Now if $\mathcal B$ is a base for the topology, intuitively one should have that
$$\mathscr F_x=\varinjlim_{\substack {B\in\mathcal B\\B\ni x}}\mathscr F(B)$$
because $\{\mathscr F(B)\}$ looks like as a sort of subsequence of $\{\mathscr F(U)\}$. However I cannot make the above intuitive statement in a formal proof.
The key is that "only the really small open sets matter". Let then $F_x$ be the usual stalk at $x$ with canonical inclusions $i_U:F(U)\to F_x$, whereas $F_{(x)}$ is the "basic" stalk at $x$ has inclusions $j_B:F(B)\to F_{(x)}$.
On the one hand basic open sets are open sets and therefore we have for each $B\in \mathcal B$ a map $i_B:F(B)\to F_x$, so the universal property of the colimit gives us a map $F_{(x)}\to F_{x}$.
On the other hand, since $\mathcal B$ is a basis for the topology, for any $U$, there exists some $B\subseteq U$ a basic open set.
Now consider $\mathcal B_U$ the family of basic open sets contained in $U$, then for each $B\in \mathcal B_U$ we have a map $\mu_B:F(U) \to F(B)$ that naturally commutes with restrictions (that is $\mu_C = r_{B,C}\circ\mu_B$). This gives a map $F(U)\to F_{(x)}$ defined by $j_B\circ\mu_B$ which does not depend on the choice of $B$, this family gives rise to a map $F_x\to F_{(x)}$ (by the universal property pf the colimit).
Lastly I couldn't piece out how to do this in general but we are left to show that the maps $\alpha:F_x\rightleftarrows F_{(x)}:\beta$ are inverse to each other, the setting I chose is when $F$ is a sheaf of sets.
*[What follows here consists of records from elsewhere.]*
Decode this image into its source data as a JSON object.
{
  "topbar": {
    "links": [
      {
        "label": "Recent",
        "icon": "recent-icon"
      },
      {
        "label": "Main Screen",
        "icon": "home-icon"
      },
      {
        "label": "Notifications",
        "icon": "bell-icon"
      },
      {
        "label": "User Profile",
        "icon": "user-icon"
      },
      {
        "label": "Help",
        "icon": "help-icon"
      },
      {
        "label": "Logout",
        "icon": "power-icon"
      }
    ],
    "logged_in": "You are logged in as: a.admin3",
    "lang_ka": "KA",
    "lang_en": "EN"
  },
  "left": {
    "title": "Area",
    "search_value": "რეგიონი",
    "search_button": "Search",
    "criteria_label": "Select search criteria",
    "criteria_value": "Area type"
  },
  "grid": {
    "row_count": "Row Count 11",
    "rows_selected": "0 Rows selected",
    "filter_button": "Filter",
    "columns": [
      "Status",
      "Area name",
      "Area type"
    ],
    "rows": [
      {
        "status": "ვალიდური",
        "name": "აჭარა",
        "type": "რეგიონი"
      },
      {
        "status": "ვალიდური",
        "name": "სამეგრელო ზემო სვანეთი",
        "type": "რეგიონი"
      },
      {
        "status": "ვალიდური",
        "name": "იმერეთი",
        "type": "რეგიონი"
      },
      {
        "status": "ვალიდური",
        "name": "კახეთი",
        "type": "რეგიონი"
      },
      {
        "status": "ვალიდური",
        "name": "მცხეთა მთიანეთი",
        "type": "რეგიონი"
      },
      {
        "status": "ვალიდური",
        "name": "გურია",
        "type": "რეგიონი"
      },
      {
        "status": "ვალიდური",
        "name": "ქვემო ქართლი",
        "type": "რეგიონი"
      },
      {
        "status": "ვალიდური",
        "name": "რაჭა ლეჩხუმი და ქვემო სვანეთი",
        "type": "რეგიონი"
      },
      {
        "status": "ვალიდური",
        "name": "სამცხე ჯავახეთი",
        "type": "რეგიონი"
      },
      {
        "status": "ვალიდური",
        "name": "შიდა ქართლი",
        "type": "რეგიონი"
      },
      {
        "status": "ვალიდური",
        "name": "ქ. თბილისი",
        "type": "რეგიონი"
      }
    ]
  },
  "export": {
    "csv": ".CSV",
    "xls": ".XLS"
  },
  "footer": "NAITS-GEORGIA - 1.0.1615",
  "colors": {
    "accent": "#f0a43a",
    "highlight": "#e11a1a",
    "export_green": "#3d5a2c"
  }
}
In this setting we have a representation of the stalks as the set of germs/"basic" germs at $x$
$$F_x = \coprod_{U\ni x} F(U)\big/\sim \qquad F_{(x)} = \coprod_{B\ni x} F(B)\big/\sim $$
where $s_U \sim s_V$ iff there exists $W\subseteq U\cap V$ such that $r_{U,W}(s_U) = r_{V,W}(s_V)$ (in both cases where $U,V,W$ are general open sets or just basic open sets).
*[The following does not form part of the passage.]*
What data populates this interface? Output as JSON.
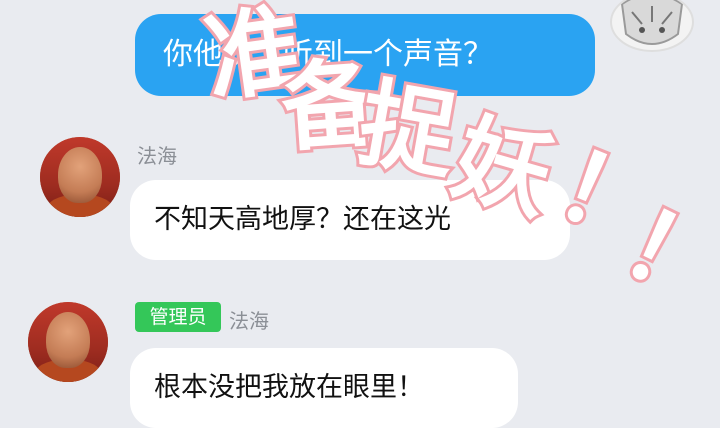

Thus take an element $s\in F_x$ it is a germ of some element $s_U\in F(U)$ therefore it restricts to an element $s_B\in F(B)$ for some basic open set $B$ containing $x$, thus determining a "basic germ", since we can take $U$ to be a basic open set itself, this map $F_x\to F_{(x)}$ is surjective. Now take two germs $s,t\in F_x$ so that $\alpha(s) = \alpha (t)$, furthermore let $s_U$ and $t_V$ be the representatives of $s$ and $t$ respectively, then $\alpha(s)$ and $\alpha(t)$ have representatives $s_{B}$ and $t_{B'}$ in $F_{(x)}$, and since they are the same, itstands to rason to conclude there exists some basic open set $D\subseteq B\cap B'$ so that $r_{B,D}s_B = r_{B',D}t_{B'}$ but $s_B = r_{U,B}s_U$ and $t_{B'}=r_{V,B'}t_V$ thus $r_{U,D}s_U= r_{V,D}t_V$ and so $t=s$. Therefore $\alpha$ is injective and surjective which is an isomorphism in $\mathbf{Set}$.